4. タイムリープ
何度目だろうか、彼女を失うのは。
彼女は電車にひかれた。
涙が流れない。
彼女の死に慣れてしまった自分が許せなかった。
腕時計の長い針を動かす。
僕の目の前には笑った彼女がいた。
彼女が死ぬ日、その昼頃である。
僕は過去に戻ったのだ。
僕は彼女を一日連れ出すことに決めた。
小学生の時に同級生五人と作った秘密基地。あそこであれば車も電車も不審者もいない。
僕は彼女と共に秘密基地へと向かった。
もちろん彼女の親には了承を得た。幼なじみであるため、彼女の両親からは信頼されている。
小学校の裏山だ。
大きな木の下に小屋がある。小学生六人はツリーハウスを作る予定だったが諦めた。小屋の中にはガラクタがたくさん置いてあった。確か山田が持ってきたものだ。子供の頃はそれらが宝のように思えた。高校生になった僕はその美しさを感じ取れなくなっていた。
小屋の外にレジャーシートを敷き、僕らは横になった。
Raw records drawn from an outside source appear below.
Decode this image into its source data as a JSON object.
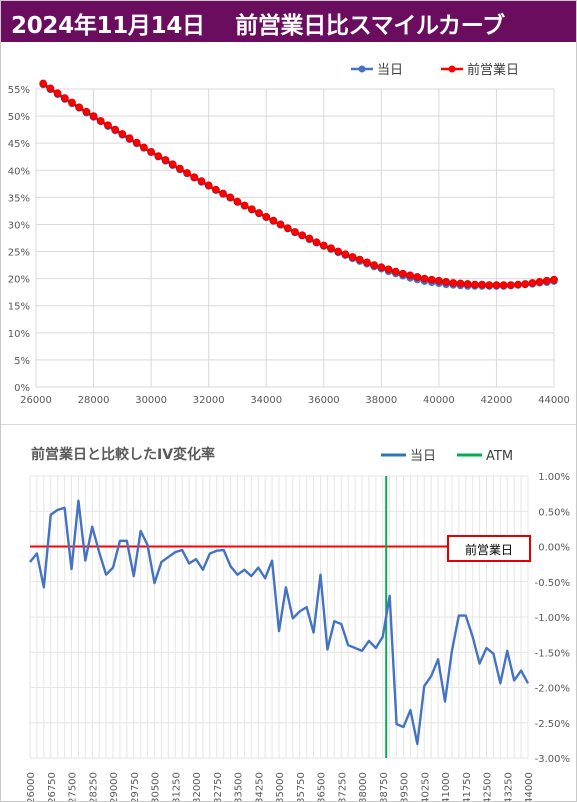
{
  "header": {
    "title": "2024年11月14日　 前営業日比スマイルカーブ"
  },
  "colors": {
    "header_bg": "#6b0d5e",
    "today": "#4472c4",
    "prev_day": "#ff0000",
    "atm": "#00b050",
    "zero_line": "#ff0000",
    "grid": "#d9d9d9"
  },
  "chart_data": [
    {
      "type": "line",
      "title": "",
      "xlabel": "",
      "ylabel": "",
      "xlim": [
        26000,
        44000
      ],
      "ylim": [
        0,
        0.55
      ],
      "x_ticks": [
        "26000",
        "28000",
        "30000",
        "32000",
        "34000",
        "36000",
        "38000",
        "40000",
        "42000",
        "44000"
      ],
      "y_ticks": [
        "0%",
        "5%",
        "10%",
        "15%",
        "20%",
        "25%",
        "30%",
        "35%",
        "40%",
        "45%",
        "50%",
        "55%"
      ],
      "legend": [
        "当日",
        "前営業日"
      ],
      "legend_position": "top-right",
      "grid": true,
      "x": [
        26250,
        26500,
        26750,
        27000,
        27250,
        27500,
        27750,
        28000,
        28250,
        28500,
        28750,
        29000,
        29250,
        29500,
        29750,
        30000,
        30250,
        30500,
        30750,
        31000,
        31250,
        31500,
        31750,
        32000,
        32250,
        32500,
        32750,
        33000,
        33250,
        33500,
        33750,
        34000,
        34250,
        34500,
        34750,
        35000,
        35250,
        35500,
        35750,
        36000,
        36250,
        36500,
        36750,
        37000,
        37250,
        37500,
        37750,
        38000,
        38250,
        38500,
        38750,
        39000,
        39250,
        39500,
        39750,
        40000,
        40250,
        40500,
        40750,
        41000,
        41250,
        41500,
        41750,
        42000,
        42250,
        42500,
        42750,
        43000,
        43250,
        43500,
        43750,
        44000
      ],
      "series": [
        {
          "name": "当日",
          "values": [
            0.558,
            0.549,
            0.54,
            0.531,
            0.523,
            0.515,
            0.506,
            0.498,
            0.49,
            0.481,
            0.473,
            0.465,
            0.457,
            0.449,
            0.441,
            0.433,
            0.425,
            0.417,
            0.409,
            0.401,
            0.394,
            0.386,
            0.378,
            0.371,
            0.363,
            0.356,
            0.349,
            0.341,
            0.334,
            0.327,
            0.32,
            0.313,
            0.306,
            0.299,
            0.292,
            0.285,
            0.279,
            0.272,
            0.266,
            0.26,
            0.254,
            0.248,
            0.243,
            0.237,
            0.232,
            0.227,
            0.222,
            0.218,
            0.213,
            0.209,
            0.205,
            0.201,
            0.198,
            0.195,
            0.193,
            0.191,
            0.189,
            0.188,
            0.187,
            0.186,
            0.186,
            0.186,
            0.186,
            0.186,
            0.186,
            0.187,
            0.188,
            0.189,
            0.19,
            0.192,
            0.193,
            0.195
          ]
        },
        {
          "name": "前営業日",
          "values": [
            0.56,
            0.551,
            0.542,
            0.533,
            0.525,
            0.516,
            0.508,
            0.5,
            0.491,
            0.483,
            0.475,
            0.467,
            0.459,
            0.451,
            0.442,
            0.434,
            0.426,
            0.419,
            0.411,
            0.403,
            0.395,
            0.387,
            0.38,
            0.372,
            0.364,
            0.357,
            0.35,
            0.342,
            0.335,
            0.328,
            0.321,
            0.314,
            0.307,
            0.3,
            0.293,
            0.286,
            0.28,
            0.274,
            0.267,
            0.261,
            0.256,
            0.25,
            0.245,
            0.24,
            0.235,
            0.23,
            0.225,
            0.221,
            0.217,
            0.213,
            0.209,
            0.206,
            0.203,
            0.2,
            0.198,
            0.196,
            0.194,
            0.192,
            0.191,
            0.19,
            0.189,
            0.189,
            0.188,
            0.188,
            0.188,
            0.188,
            0.189,
            0.19,
            0.192,
            0.194,
            0.196,
            0.198
          ]
        }
      ]
    },
    {
      "type": "line",
      "title": "前営業日と比較したIV変化率",
      "xlabel": "",
      "ylabel": "",
      "ylim": [
        -0.03,
        0.01
      ],
      "x_ticks": [
        "26000",
        "26500",
        "27000",
        "27500",
        "28000",
        "28500",
        "29000",
        "29500",
        "30000",
        "30500",
        "31000",
        "31500",
        "32000",
        "32500",
        "33000",
        "33500",
        "34000",
        "34500",
        "35000",
        "35500",
        "36000",
        "36500",
        "37000",
        "37500",
        "38000",
        "38500",
        "39000",
        "39500",
        "40000",
        "40500",
        "41000",
        "41500",
        "42000",
        "42500",
        "43000",
        "43500",
        "44000"
      ],
      "x_tick_labels_shown": [
        "26000",
        "26750",
        "27500",
        "28250",
        "29000",
        "29750",
        "30500",
        "31250",
        "32000",
        "32750",
        "33500",
        "34250",
        "35000",
        "35750",
        "36500",
        "37250",
        "38000",
        "38750",
        "39500",
        "40250",
        "41000",
        "41750",
        "42500",
        "43250",
        "44000"
      ],
      "y_ticks": [
        "1.00%",
        "0.50%",
        "0.00%",
        "-0.50%",
        "-1.00%",
        "-1.50%",
        "-2.00%",
        "-2.50%",
        "-3.00%"
      ],
      "legend": [
        "当日",
        "ATM"
      ],
      "legend_position": "top-right",
      "annotation": "前営業日",
      "atm_strike": 38875,
      "grid": true,
      "x_start": 26000,
      "x_step": 250,
      "series": [
        {
          "name": "当日",
          "values": [
            -0.0022,
            -0.001,
            -0.0058,
            0.0045,
            0.0052,
            0.0055,
            -0.0032,
            0.0065,
            -0.002,
            0.0028,
            -0.0008,
            -0.004,
            -0.003,
            0.0008,
            0.0008,
            -0.0042,
            0.0022,
            0.0002,
            -0.0052,
            -0.0022,
            -0.0015,
            -0.0008,
            -0.0005,
            -0.0024,
            -0.0018,
            -0.0033,
            -0.001,
            -0.0006,
            -0.0005,
            -0.0028,
            -0.004,
            -0.0033,
            -0.0042,
            -0.003,
            -0.0045,
            -0.002,
            -0.012,
            -0.0058,
            -0.0102,
            -0.0092,
            -0.0086,
            -0.0122,
            -0.004,
            -0.0146,
            -0.0106,
            -0.011,
            -0.014,
            -0.0144,
            -0.0148,
            -0.0134,
            -0.0144,
            -0.0128,
            -0.007,
            -0.0252,
            -0.0256,
            -0.0232,
            -0.028,
            -0.0198,
            -0.0184,
            -0.016,
            -0.022,
            -0.0148,
            -0.0098,
            -0.0098,
            -0.0128,
            -0.0166,
            -0.0144,
            -0.0152,
            -0.0194,
            -0.0148,
            -0.019,
            -0.0176,
            -0.0194
          ]
        }
      ]
    }
  ]
}
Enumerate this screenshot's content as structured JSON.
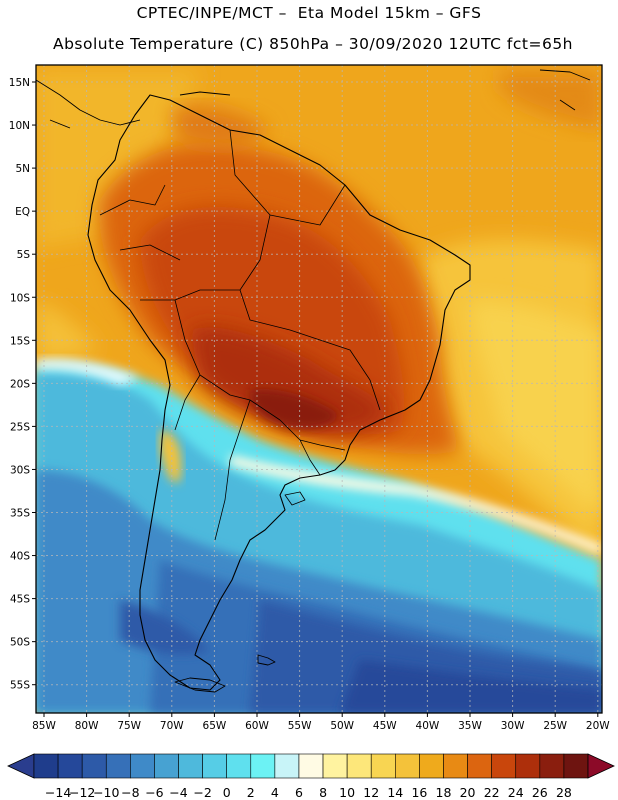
{
  "header": {
    "line1": "CPTEC/INPE/MCT –  Eta Model 15km – GFS",
    "line2": "Absolute Temperature (C) 850hPa – 30/09/2020 12UTC fct=65h"
  },
  "axes": {
    "lat_labels": [
      "15N",
      "10N",
      "5N",
      "EQ",
      "5S",
      "10S",
      "15S",
      "20S",
      "25S",
      "30S",
      "35S",
      "40S",
      "45S",
      "50S",
      "55S"
    ],
    "lon_labels": [
      "85W",
      "80W",
      "75W",
      "70W",
      "65W",
      "60W",
      "55W",
      "50W",
      "45W",
      "40W",
      "35W",
      "30W",
      "25W",
      "20W"
    ]
  },
  "colorbar": {
    "labels": [
      "-14",
      "-12",
      "-10",
      "-8",
      "-6",
      "-4",
      "-2",
      "0",
      "2",
      "4",
      "6",
      "8",
      "10",
      "12",
      "14",
      "16",
      "18",
      "20",
      "22",
      "24",
      "26",
      "28"
    ],
    "colors": [
      "#1f3d8c",
      "#25489a",
      "#2d5aa8",
      "#3670b8",
      "#3f8ac8",
      "#47a2d2",
      "#4eb9dc",
      "#56cde6",
      "#5fe0ee",
      "#6cf2f4",
      "#c8f4f8",
      "#fffbe4",
      "#fff3a0",
      "#fde77a",
      "#f8d552",
      "#f4c23a",
      "#efaa1c",
      "#e88a14",
      "#dc6510",
      "#c9460c",
      "#ad2f0b",
      "#8a1e0e",
      "#6e1410",
      "#8c0a28"
    ],
    "under_color": "#2a3d8e",
    "over_color": "#8c0a28"
  },
  "map": {
    "region": "South America",
    "variable": "Absolute Temperature (C) 850hPa",
    "valid": "30/09/2020 12UTC",
    "forecast": "fct=65h"
  }
}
空気が澄んでいるのだろうか、星が見えた。
プラネタリウムのような空だった。
星を見るのは久しぶりのことだった。
小屋に戻り、オイルランプに火をともした。暗がりに炎の揺らめきが映し出される。僕らを囲んだそれは踊っているようだった。
僕らは遅くまで話をした。
子供の頃の話から未来の話まで。
小学校の運動会から始まり、中学の文化祭、三ヶ月後にせまった最後の修学旅行、将来の夢。
僕はいつの間にか寝ていたようだ。
目を覚ますと、隣に彼女はいなかった。
小屋の中にもいない。
慌てて小屋の外を見た。
「ここに花が咲いているなんて気づかなかったね」
彼女の笑顔をみた僕は安心した。
やっと終わったのだ。
僕は目から涙が流れ出ていることに気がつき、彼女に見せないようにと拭った
僕は腕時計を外し、小屋の中の宝に混ぜた。
この時計をもう一度腕にはめることはないだろう。
よし、と僕は腰を上げた。
小屋を出た僕は目の前の光景に驚いた。
「秘密基地? 行ってみたい」
僕の腕にはあの時計がひっついていた。